By Schuyler Mitchell and Keith Brower Brown - Labor Notes, February 22, 2024

The smell of mold hit James “Lucky” Dugan the moment he walked into the plant.

Last fall, Dugan was one of thousands of union construction workers to arrive in small-town Glendale, Kentucky, to build a vast factory for Ford and SK On, a South Korean company. The plant, when completed, will make batteries for nearly a million electric pickup trucks each year.

When Dugan walked in, huge wooden boxes containing battery-making machines, largely shipped from overseas, were laid across the mile-long factory floor. Black streaks on those wooden boxes, plus the smell, immediately raised alarm bells for workers. But for months, those concerns were met with little remedy from the contractors hired by BlueOval to oversee construction.

Dugan and scores of others now believe they are in the midst of a health crisis at the site. “We don’t get sick pay,” Dugan said. “You’re sick, you’re out of luck.”

The BlueOval SK Battery Park, billed to open in 2025, is a banner project for President Joe Biden’s Inflation Reduction Act, a program of public subsidies and financing to companies moving away from fossil fuels.

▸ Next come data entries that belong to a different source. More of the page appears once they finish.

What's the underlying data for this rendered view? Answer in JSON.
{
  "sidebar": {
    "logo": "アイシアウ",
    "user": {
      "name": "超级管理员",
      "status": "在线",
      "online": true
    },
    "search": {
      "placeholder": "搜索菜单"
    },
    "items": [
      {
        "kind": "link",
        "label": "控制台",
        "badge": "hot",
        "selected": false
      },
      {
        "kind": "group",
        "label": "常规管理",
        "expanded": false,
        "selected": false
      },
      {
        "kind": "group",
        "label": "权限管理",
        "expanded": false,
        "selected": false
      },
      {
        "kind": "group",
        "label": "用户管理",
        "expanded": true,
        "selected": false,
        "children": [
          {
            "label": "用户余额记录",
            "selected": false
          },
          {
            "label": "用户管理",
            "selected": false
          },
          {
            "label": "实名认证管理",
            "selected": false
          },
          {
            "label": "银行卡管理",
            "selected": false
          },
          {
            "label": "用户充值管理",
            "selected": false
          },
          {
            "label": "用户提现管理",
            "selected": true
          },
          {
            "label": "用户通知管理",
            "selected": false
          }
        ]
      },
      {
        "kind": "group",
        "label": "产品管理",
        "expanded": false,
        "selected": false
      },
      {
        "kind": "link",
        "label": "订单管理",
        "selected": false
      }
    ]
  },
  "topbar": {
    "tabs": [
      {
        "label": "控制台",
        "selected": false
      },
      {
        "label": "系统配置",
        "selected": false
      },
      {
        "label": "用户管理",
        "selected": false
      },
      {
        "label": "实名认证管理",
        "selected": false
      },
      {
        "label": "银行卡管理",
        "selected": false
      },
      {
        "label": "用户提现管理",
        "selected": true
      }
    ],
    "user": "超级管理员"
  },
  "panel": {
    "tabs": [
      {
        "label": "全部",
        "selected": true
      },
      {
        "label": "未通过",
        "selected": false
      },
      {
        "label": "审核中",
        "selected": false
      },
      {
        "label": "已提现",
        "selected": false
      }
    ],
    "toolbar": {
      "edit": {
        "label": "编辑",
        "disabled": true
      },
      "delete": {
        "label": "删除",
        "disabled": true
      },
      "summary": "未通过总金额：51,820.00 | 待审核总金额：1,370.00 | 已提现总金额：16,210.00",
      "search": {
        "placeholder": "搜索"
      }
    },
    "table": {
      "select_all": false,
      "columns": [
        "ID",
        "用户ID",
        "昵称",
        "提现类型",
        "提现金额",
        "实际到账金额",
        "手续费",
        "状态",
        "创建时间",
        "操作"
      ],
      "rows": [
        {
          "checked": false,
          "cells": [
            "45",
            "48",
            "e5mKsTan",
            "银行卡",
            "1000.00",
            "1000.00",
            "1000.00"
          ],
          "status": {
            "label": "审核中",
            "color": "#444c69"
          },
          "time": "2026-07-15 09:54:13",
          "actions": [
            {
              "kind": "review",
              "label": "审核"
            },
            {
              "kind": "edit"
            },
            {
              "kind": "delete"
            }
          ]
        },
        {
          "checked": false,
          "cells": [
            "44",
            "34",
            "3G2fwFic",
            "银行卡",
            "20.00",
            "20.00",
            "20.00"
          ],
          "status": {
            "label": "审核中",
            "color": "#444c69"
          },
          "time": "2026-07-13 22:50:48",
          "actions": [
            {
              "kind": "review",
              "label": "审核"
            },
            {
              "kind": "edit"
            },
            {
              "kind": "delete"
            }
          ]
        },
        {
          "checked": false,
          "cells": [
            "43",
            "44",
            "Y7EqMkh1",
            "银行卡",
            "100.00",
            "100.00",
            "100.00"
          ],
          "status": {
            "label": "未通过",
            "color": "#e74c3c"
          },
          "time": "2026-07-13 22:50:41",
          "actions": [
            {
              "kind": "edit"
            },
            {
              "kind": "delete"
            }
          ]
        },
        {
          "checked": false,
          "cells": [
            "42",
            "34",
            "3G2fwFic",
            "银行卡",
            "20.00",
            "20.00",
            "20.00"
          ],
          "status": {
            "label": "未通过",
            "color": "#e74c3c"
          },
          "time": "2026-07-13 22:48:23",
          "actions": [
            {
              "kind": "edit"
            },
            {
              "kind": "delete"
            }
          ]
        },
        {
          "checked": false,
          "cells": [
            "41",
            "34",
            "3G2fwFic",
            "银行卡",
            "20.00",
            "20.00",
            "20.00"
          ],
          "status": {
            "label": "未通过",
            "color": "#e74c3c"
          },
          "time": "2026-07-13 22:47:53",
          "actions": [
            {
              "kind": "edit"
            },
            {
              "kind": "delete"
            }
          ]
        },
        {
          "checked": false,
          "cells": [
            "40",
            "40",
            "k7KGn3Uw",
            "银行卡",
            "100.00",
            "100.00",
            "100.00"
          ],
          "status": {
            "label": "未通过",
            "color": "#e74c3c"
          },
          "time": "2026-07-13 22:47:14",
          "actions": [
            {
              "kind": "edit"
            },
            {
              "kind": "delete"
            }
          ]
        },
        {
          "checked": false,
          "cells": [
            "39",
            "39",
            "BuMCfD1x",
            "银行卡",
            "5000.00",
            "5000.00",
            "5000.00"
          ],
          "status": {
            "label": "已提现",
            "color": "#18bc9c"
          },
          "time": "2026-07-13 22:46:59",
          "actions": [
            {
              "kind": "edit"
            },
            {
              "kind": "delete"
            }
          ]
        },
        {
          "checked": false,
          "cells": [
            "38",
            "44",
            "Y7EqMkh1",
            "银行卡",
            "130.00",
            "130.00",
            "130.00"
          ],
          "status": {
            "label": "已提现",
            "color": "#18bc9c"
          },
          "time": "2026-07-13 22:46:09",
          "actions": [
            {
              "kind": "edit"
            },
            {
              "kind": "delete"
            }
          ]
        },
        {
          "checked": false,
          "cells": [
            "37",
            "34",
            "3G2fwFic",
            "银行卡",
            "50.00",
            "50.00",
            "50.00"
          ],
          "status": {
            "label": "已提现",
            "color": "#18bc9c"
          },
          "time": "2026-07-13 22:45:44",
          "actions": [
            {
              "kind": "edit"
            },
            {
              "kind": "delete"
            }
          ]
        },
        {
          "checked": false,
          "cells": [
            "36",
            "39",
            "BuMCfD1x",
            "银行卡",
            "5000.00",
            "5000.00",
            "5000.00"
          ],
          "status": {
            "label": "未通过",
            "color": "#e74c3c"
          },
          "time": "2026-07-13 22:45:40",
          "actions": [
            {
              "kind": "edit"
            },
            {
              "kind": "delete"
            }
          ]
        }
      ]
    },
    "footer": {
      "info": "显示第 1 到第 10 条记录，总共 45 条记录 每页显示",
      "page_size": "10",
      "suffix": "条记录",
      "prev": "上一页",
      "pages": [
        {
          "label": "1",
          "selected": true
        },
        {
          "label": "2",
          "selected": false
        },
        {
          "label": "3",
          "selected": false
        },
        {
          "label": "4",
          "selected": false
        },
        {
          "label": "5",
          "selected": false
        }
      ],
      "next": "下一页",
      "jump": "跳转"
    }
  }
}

The Department of Energy has pledged to support the construction of three BlueOval plants in Tennessee and Kentucky with a $9.2 billion low-cost loan.

But under all the high-tech green fanfare, several construction workers, including some who wished to be anonymous, say the site has been gripped by mold and respiratory illness—medieval hazards that workers feel managers neglected in the pressure to quickly open the plant.